Baharımız ve Seçim Kirliliği
Şu bahar yok mu bahar… Yağmur sonrası toprağın kokusu. Güneş yakmaktayken iniveren sağanak sonrası ürperiveren, üşüyen ama o kokuyu duymaya devam etmek için dışarıda kalmayı istememiz?
Fidanları minik minik getirip, toprağa özenle yerleştirmemiz, can suyunu doya doya içtikten sonra, yaprak çıkardığını , boy verdiğini görmemiz?

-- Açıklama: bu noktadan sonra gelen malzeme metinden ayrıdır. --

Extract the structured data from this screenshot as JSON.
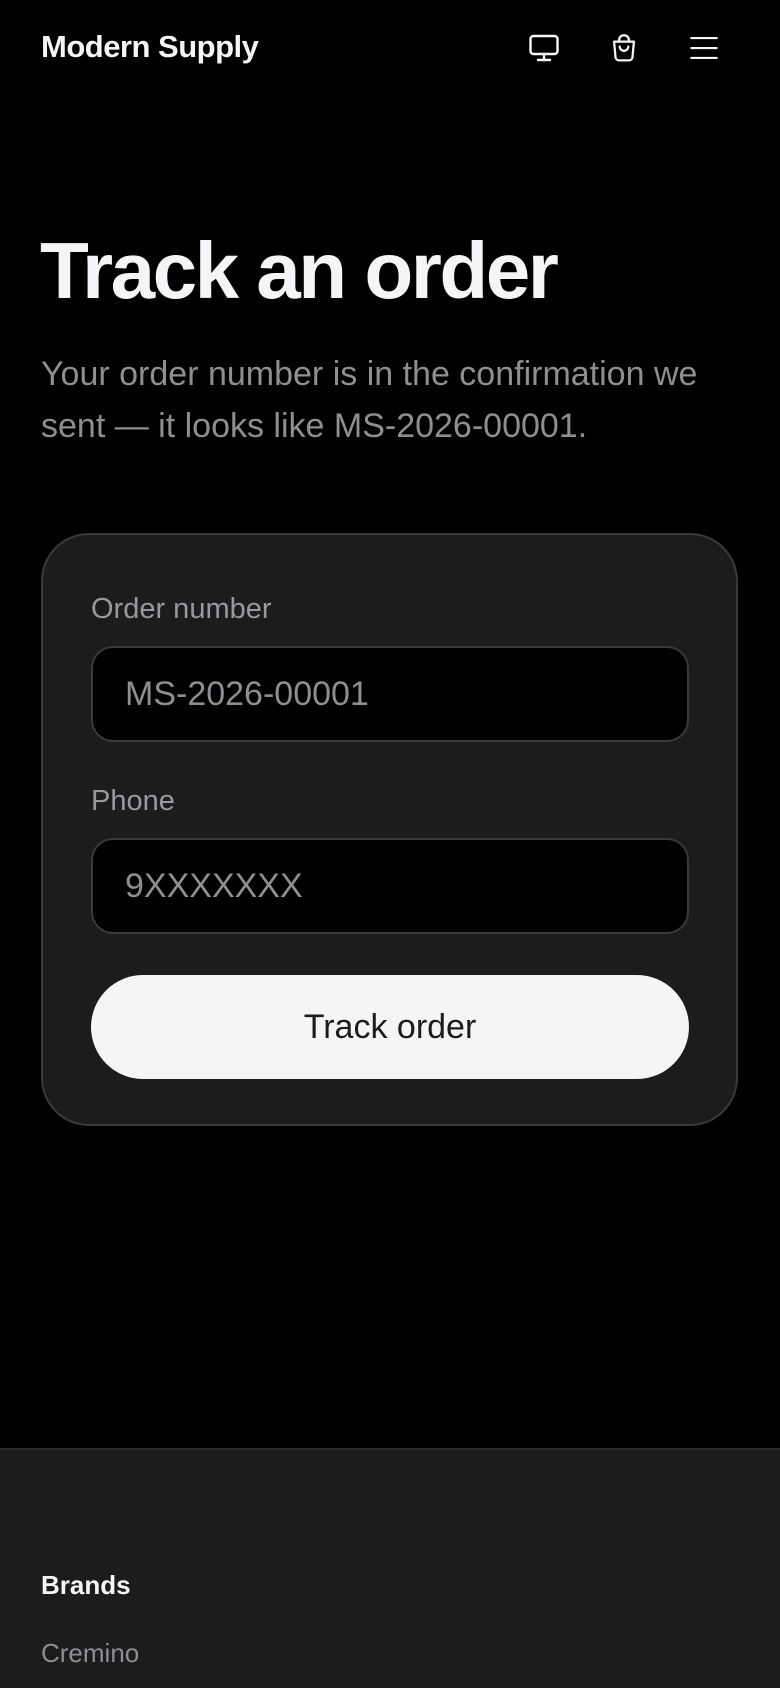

Tohumların, sitillerin tutması… maydanozu, domatesi kendimizin yetiştirmesi sonunda koparmamız kıyamadan, koklaya koklaya … Çiçeğe donanmış yaylalara koşmak istememiz…
Papatya tarlalarında yuvarlanmamiz , yeni doğmuş kuzulara “hoş geldin dünyamıza” dememiz…
Şirin yavruyu büyük bir keyifle annesinin kuyruğuyla oynarken izlememiz… Kendi kendimize sesli sesli gülerken, etrafa utanarak bakmamız.
Yüreğimizin durup dururken heyecanla kıpır kıpır olmasına anlam veremeden, çevreye hiç bakmadığımız kadar sevgiyle bakmamız…
Gökyüzünde daha mı çok yıldız var, henüz güneş batmamışken ay da doğmuş? Ayaklarımız çıplak çayırlarda top oynamamız, ip atlamamız…
Kış uykusundan yeni uyanmış şaşkın kaplumbağayı, “asfaltta ezilmesin “ diye alıp, ağaçlıklı korumalı arazilere bırakmamız… Karıncaları izlememiz?
Hayranlıkla izlediğimiz kelebeğin ömrü gerçekten de bir gün mü acaba diye hüzünlenmemiz?
PEKİ BU GÜZELLİKLER ARASINDA NEREDEN ÇIKTI ŞU SEÇİM MİNİBÜSÜNÜN BANGIR BANGIR GÜRÜLTÜSÜ? Ne için küfürler var meydanlarda? Neden dedikodular, hakaretler televizyonlarda?
Ne geziyorsunuz BAHARIMIZIN içinde?
Gürültüyle kirlilik, çevreye yapılan kirlilik, dilimize getirilen kirlilik…Az kaldı. Oy verip vatandaşlık görevimizi yapacağız. Onlar ne kadar bağırsa da, baharımızı ayaza çevirseler de bu süreç bitecek.
Ama dikkat BAHAR DA BİTECEK. Yarın herkes kıralara!!!